Facebook says it's your own dang fault if the Trump campaign used your profile data during the 2016 election

Facebook entered into a war of words with The New York Times today, disputing claims that a “data breach” allowed a third-party company working for the Trump campaign to harvest psychological information from as many as 50 million users’ profiles. The NYT story in question focuses on the rise of Cambridge Analytica, the Steve Bannon-named consulting company that did digital work for Trump during his 2016 presidential bid, and which reportedly acquired massive reams of Facebook data through the work of a scientist falsely claiming to be doing academic research.

Which, the social media company would like to be sure you understand, is your own damn fault if you fell for it. Bristling at the Times’ accusations of data breachery, the company says everyone whose information was collected by Aleksandr Kogan’s “thisisyourdigitallife” app—which Kogan then turned around and sold to Cambridge, in violation of Facebook’s policies—opted into the program of their own free will. And even if they didn’t directly—because Kogan’s app also scraped the profiles of its users’ friends—those people still opted in, because they weren’t sufficiently restrictive with their privacy settings. There are a lot of people at fault here, is the point, and none of them are Facebook, is what Facebook would mostly like you to know.

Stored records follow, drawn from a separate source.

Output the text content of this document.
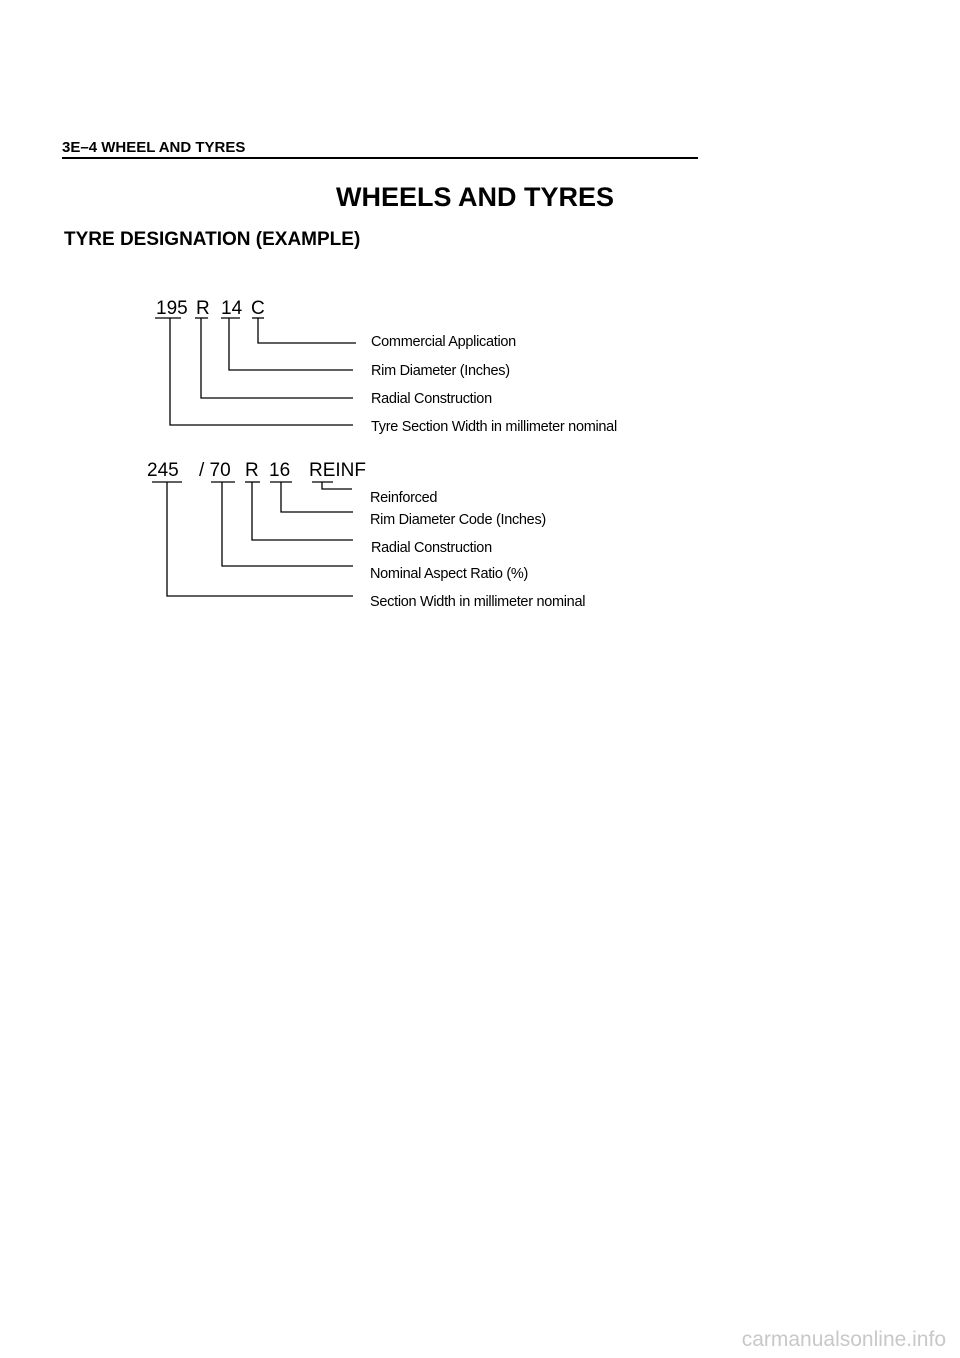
3E–4 WHEEL AND TYRES
WHEELS AND TYRES
TYRE DESIGNATION (EXAMPLE)
195 R 14 C
Commercial Application
Rim Diameter (Inches)
Radial Construction
Tyre Section Width in millimeter nominal
245 / 70 R 16 REINF
Reinforced
Rim Diameter Code (Inches)
Radial Construction
Nominal Aspect Ratio (%)
Section Width in millimeter nominal
carmanualsonline.info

Cambridge—which was bankrolled by Bannon’s old benefactors in the wealthy, right-wing Mercer family—came into the electoral picture with some big promises about being able to craft psych profiles that would allow campaigns to specifically target certain voters. (Meanwhile, there’s a whole other kerfuffle going on about the fact that the company is apparently actually a shell organization designed to insulate a British data firm from laws about foreign citizens getting involved in U.S. election work.) Unfortunately, the company didn’t actually have any of that juicy personal data when it made those promises, which is how it ended up hooking up with Kogan, a professor at the University Of Cambridge, who was, in turn, copycatting another lab’s work using an app to build political psych profiles of social media users, because this whole story is like an elaborate falling dominoes video of online privacy violations.

Various groups—include Cambridge Analytica itself—have argued widely about whether any of Kogan’s psych data was even actually worth a damn during the 2016 election. (At least one Cambridge official has said the whole thing was kind of junk.) According to the Times, Facebook has repeatedly ordered Cambridge to delete the information, even as it issued a statement today reminding users that “People knowingly provided their information, no systems were infiltrated, and no passwords or sensitive pieces of information were stolen or hacked,” so please stop yelling at them, please.